For organizations that are looking forward to their cybersecurity needs for 2020 and beyond, there are plenty of challenges. Organizations of all sizes need to find the appropriate tools and practices for robust cybersecurity, but it also needs to fit within their budgetary restrictions.
Despite the growing threats for businesses of all sizes in terms of cybersecurity, many organizations are still reluctant to invest in this area adequately.
Often, spending on cybersecurity is reactive as opposed to proactive, even knowing what we know.
One reason for this is because they aren’t able to see how it’s a business decision and calculate the return on investment. Businesses need to be able to, for example, look at the benefits of DDI, which is one aspect of cybersecurity and management, and then compare those benefits to the costs.
Executives are starting to take on more of a responsibility for the decisions regarding cybersecurity, and they may want to see a clear plan of action paired with ROI.
It’s essential to be able to calculate a concrete return on investment for cybersecurity initiatives, and the following are some tips organizations can follow.
Calculating Expected Loss (EL)
One measure that you can use as part of determining ROI for cybersecurity investments is what’s called Expected Loss or EL. To calculate EL, you first define the probability of a compromise, and then the impact of said compromise.

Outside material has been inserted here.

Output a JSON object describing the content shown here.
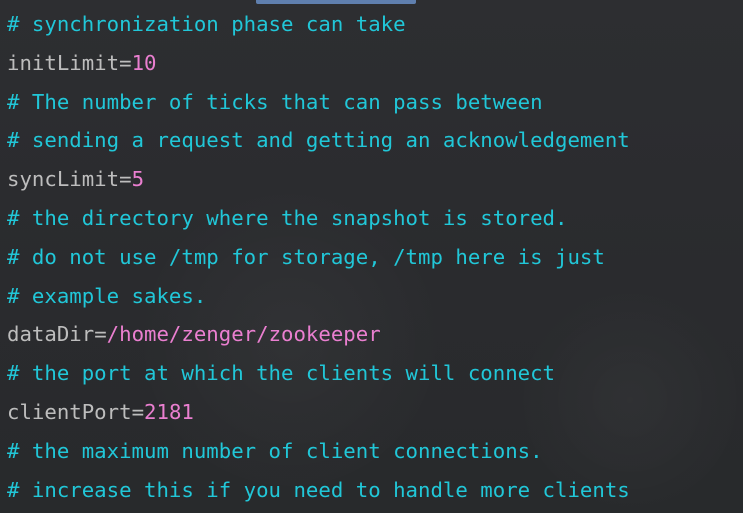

One option to measure the probability of a compromise is multiplying threats by vulnerabilities. Then, to calculate the impact of a compromise, you can multiply assets times loss in the event of a compromise.
This is a means of calculating ROI cited by Forbes contributor Michael Coden, who serves on the Forbes Technology Council.
According to Coden, assets used in the second part of the equation can include data assets like M&A data, intellectual property, or physical assets.
The second part of the equation looks at five impacts on assets, both virtual and physical. These are disclosure, direct theft, modification, disruption, and destruction.
Calculate the Return on Security Investment (ROSI)
The Return on Security Investment (ROSI) approach is another method that’s defined to determine the ROI for cybersecurity solutions.
This involves several components. The first component is the Annualized Loss Expectancy, which is the amount of money that’s estimated to be lost if there were a single incident. Then, that’s multiplied by the estimated frequency that a threat is likely to occur in a year.
After that, there’s the mitigation ratio. This is based on predicting the number of mitigated risks. The final component is the cost of the solution. This includes not only the purchase price but the price to implement and maintain the solution
Look at Tools That Have a Proven ROI Track Record
If you’re just getting started with a more comprehensive cybersecurity plan, and you’re trying to decide where you should spend, look at the tools that can demonstrate an existing and proven ROI.
There’s not one particular cybersecurity tool or approach that’s going to meet all the needs of an organization, so look at the ROI of these individual components as you build a layered approach.
For example, it’s often the case that automation-based tools provide some of the best cost savings and improvements in overall efficiency while reducing security incidents.
Look What Competitors Are Doing
A very general way to get a grasp of what your cybersecurity investments should be is to look around at other competitors in your industry.
What are they spending and what is their strategy? This will show you how well certain elements of their strategy are working, which can streamline your investment decisions. It also gives you more of an idea of what the common threats are within your industry, so you’re not wasting money on unnecessary layers of protection or prioritizing in the wrong areas.
Sometimes a company will use an independent, third-party analyst to gain a better understanding of these considerations within their industry.
Finally, don’t count out the role of compliance-related costs as you’re calculating ROI. This is an area often overlooked, but you need to think about how a lack of necessary security protocols and tools could lead to compliance-related spending.
If you’re currently investing in cybersecurity and yet you’re not seeing a return in terms of compliance, then you should reevaluate your approach.
It’s not as straightforward to address cybersecurity ROI as other areas of a business, but it’s necessary, and it’s likely to become a growing priority with the evolving landscape of cybersecurity and its related business effects.